Bank of America, once a large QBE client, was instrumental in the insurer’s drop in profit. The bank’s decision to sell a large portion of its lender-placed insurance book meant Bank of America had significantly less need of mortgage insurance provided by QBE.
As a result, QBE is forecasting a $600m drop in the value of its written premiums in North America for 2013. This forecast follows general industry wisdom that the second half of the year more fully reflects downward trends than the first.
Nevertheless, Neal assured investors that QBE is on track to meet its target of a 92% combined operating ratio and an 11% insurance profit margin for the year.

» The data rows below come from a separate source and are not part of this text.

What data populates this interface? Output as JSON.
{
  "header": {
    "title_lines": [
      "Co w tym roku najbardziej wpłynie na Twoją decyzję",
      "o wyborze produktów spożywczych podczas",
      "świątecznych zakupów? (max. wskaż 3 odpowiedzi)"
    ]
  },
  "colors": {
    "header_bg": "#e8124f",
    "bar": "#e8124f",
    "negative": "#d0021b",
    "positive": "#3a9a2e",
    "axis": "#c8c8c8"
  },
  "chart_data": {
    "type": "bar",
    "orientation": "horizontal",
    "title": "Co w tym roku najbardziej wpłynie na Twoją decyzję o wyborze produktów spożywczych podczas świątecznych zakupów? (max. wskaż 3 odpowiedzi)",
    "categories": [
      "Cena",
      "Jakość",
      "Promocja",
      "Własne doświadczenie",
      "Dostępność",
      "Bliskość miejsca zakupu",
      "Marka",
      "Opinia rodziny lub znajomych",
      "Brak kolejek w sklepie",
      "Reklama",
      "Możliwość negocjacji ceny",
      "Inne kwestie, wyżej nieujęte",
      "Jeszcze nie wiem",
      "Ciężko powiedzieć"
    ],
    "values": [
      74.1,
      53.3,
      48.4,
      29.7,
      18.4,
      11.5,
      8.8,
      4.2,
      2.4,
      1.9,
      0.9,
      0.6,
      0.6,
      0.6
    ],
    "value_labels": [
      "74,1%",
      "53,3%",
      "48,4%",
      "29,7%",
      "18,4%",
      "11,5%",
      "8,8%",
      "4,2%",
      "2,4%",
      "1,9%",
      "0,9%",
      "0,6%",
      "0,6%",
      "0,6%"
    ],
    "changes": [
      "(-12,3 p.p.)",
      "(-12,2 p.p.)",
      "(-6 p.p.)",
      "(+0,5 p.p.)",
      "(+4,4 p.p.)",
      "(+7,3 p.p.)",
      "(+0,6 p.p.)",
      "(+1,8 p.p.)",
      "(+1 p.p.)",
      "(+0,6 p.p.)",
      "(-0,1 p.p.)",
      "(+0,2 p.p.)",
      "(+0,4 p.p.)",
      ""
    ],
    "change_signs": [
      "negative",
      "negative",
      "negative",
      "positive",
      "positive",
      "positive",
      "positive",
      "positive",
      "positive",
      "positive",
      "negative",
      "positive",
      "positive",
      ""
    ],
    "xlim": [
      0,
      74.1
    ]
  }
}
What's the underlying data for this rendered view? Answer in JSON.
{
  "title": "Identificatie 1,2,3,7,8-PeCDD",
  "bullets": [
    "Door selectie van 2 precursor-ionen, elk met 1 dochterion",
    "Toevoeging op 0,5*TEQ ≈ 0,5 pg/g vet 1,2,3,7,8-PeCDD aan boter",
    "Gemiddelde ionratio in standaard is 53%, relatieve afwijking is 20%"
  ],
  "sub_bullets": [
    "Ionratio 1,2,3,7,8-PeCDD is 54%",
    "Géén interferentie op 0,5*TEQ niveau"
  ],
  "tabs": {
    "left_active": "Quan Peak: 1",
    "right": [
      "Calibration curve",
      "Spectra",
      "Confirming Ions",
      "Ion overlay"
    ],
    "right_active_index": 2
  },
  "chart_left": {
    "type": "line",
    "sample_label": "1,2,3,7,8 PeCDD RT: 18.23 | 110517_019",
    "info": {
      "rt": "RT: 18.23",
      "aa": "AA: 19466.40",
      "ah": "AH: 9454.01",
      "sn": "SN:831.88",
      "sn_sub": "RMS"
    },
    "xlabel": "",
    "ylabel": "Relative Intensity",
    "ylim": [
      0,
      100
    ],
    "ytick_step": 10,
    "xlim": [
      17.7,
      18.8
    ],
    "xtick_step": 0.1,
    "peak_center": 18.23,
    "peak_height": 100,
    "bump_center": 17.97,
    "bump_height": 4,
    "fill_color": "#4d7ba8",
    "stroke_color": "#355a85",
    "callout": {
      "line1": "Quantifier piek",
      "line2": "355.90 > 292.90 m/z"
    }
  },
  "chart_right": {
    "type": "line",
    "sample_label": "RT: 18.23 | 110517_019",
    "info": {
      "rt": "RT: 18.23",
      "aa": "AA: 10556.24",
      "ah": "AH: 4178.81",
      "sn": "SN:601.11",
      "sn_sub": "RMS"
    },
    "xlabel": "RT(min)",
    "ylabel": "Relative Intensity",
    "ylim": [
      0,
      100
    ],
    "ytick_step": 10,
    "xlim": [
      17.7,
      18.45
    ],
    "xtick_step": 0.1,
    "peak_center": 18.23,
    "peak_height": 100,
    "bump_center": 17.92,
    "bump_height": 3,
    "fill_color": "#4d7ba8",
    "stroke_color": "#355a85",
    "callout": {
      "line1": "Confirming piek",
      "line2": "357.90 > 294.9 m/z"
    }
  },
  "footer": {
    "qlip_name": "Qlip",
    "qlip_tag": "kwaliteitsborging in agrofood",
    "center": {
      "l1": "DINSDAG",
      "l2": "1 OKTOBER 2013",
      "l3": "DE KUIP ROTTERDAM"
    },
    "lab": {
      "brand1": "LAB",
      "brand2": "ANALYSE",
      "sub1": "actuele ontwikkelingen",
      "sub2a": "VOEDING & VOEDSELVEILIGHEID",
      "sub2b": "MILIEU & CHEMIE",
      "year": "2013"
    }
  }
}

He attributes this to an expected growth in QBE’s client base.
“As we go through the second half, we’re very confident that we can win new banking clients,” Neal said.
As it is, QBE’s combined operating ratio in the first half of 2013 was 92.8%, while its insurance profit margin ended at 10.8%.
QBE, Australia’s largest insurer, originally took over Bank of America’s business insuring foreclosed homes in a $700m deal in 2010.